Pacific bluefin tuna, by aes256/Wikipedia

To protect an animal, scientists and conservationists need to understand the organism completely—its physiology, diet, movement, behavior and more. And that’s just what researchers from Stanford, the Monterey Bay Aquarium, and the National Oceanic and Atmospheric Administration (NOAA) have done with Pacific bluefin tuna. These apex predators are listed as vulnerable on the IUCN’s Red List, and are incredibly important to our coastal ecosystem, so understanding how and where they eat can help inform conservation policies.

The scientists tagged many bluefin tunas—more than 500—along the coast of southern California and Baja to track the fishes’ migration patterns, but also to monitor the surrounding water temperature as well as the fishes’ body temperature and diving patterns. Why all the measurements? Tunas are unusual for fish: they are warm-bodied. “Bluefin tuna are the pinnacle of bony fish evolution, endothermic or warm-bodied in a manner that rivals the metabolic performances of birds and mammals,” says Stanford’s Barbara Block, senior author of a study published last week in Science Advances.

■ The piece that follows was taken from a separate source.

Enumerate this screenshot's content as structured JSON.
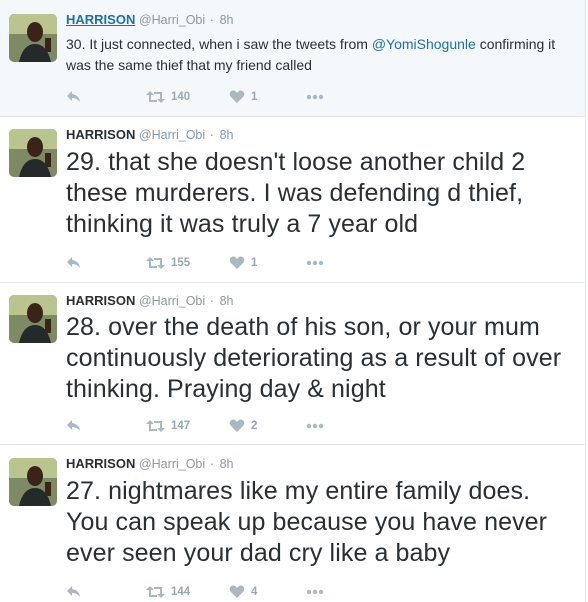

Through the bluefin’s thermoregulation, when measuring changes in a fish’s body temperature, scientists can also measure their energy intake, and understand the tuna’s daily foraging habits.

One-third of the 500 tags were recovered, and some of the data records covered up to three years of a fish’s life! The team charted the amount of food and total energy consumed as the fish traveled long distances, finding that the tuna consumed prey 90 percent of the time.

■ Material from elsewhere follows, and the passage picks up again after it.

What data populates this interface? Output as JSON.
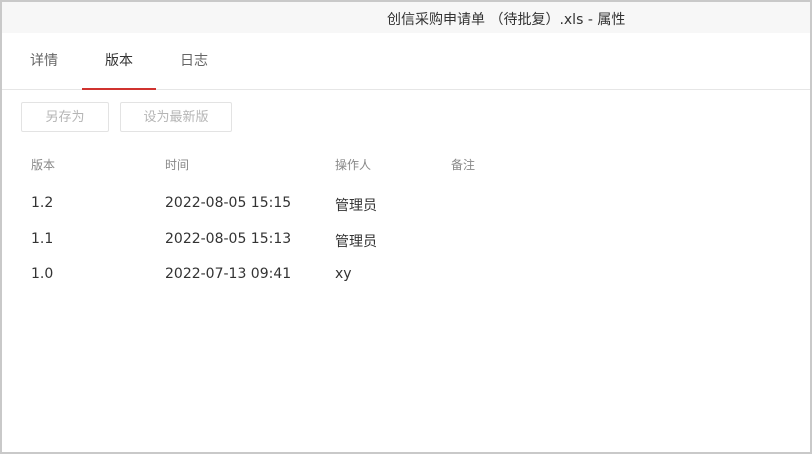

Interestingly, the study showed that there was a potential trade-off between feeding in the richest areas and avoiding the physiological constraints associated with feeding in very cold (which slows the heart) or warm (energetically taxing) waters. This answered a long-standing question about the species’ traditional limits in range, from north of Oregon to south of the Baja Peninsula, despite the fact that close relatives of bluefin (yellowfin and albacore tuna) thrive outside of those latitudes.

Whenever the bluefin digest a meal, the fish tend to stay in waters that allow it to remain at an optimum temperature to promote rapid digestion of the meal. Too high or too low an environmental temperature, and the increased demands of digestion can strain the cardiovascular system. This optimal digesting temperature effectively confines the species’ range. “Digestion is metabolically costly, and the bluefin are doing it most efficiently,” Block says.

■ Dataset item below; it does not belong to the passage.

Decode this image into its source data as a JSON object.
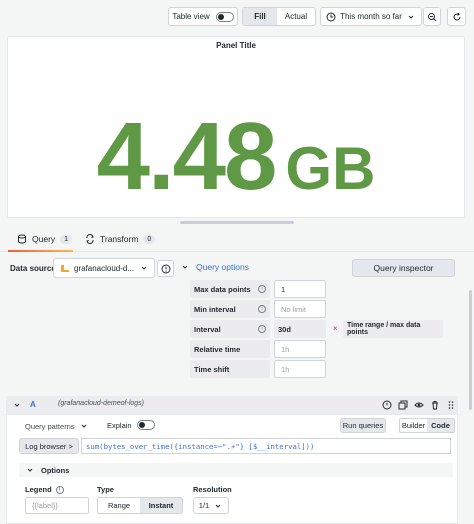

Block calls this portion of the ocean the “Blue Serengeti,” an open ocean ecospace where currents concentrate nutrients and plankton, attracting forage fish such as sardines or anchovy, which in turn lure larger fish such as bluefin tuna. “Our results add to our understanding of predator-prey dynamics in the California current,” Block says. “By understanding where bluefin forage most, we can help protect these places and improve efforts to rebuild Pacific bluefin tuna stocks.”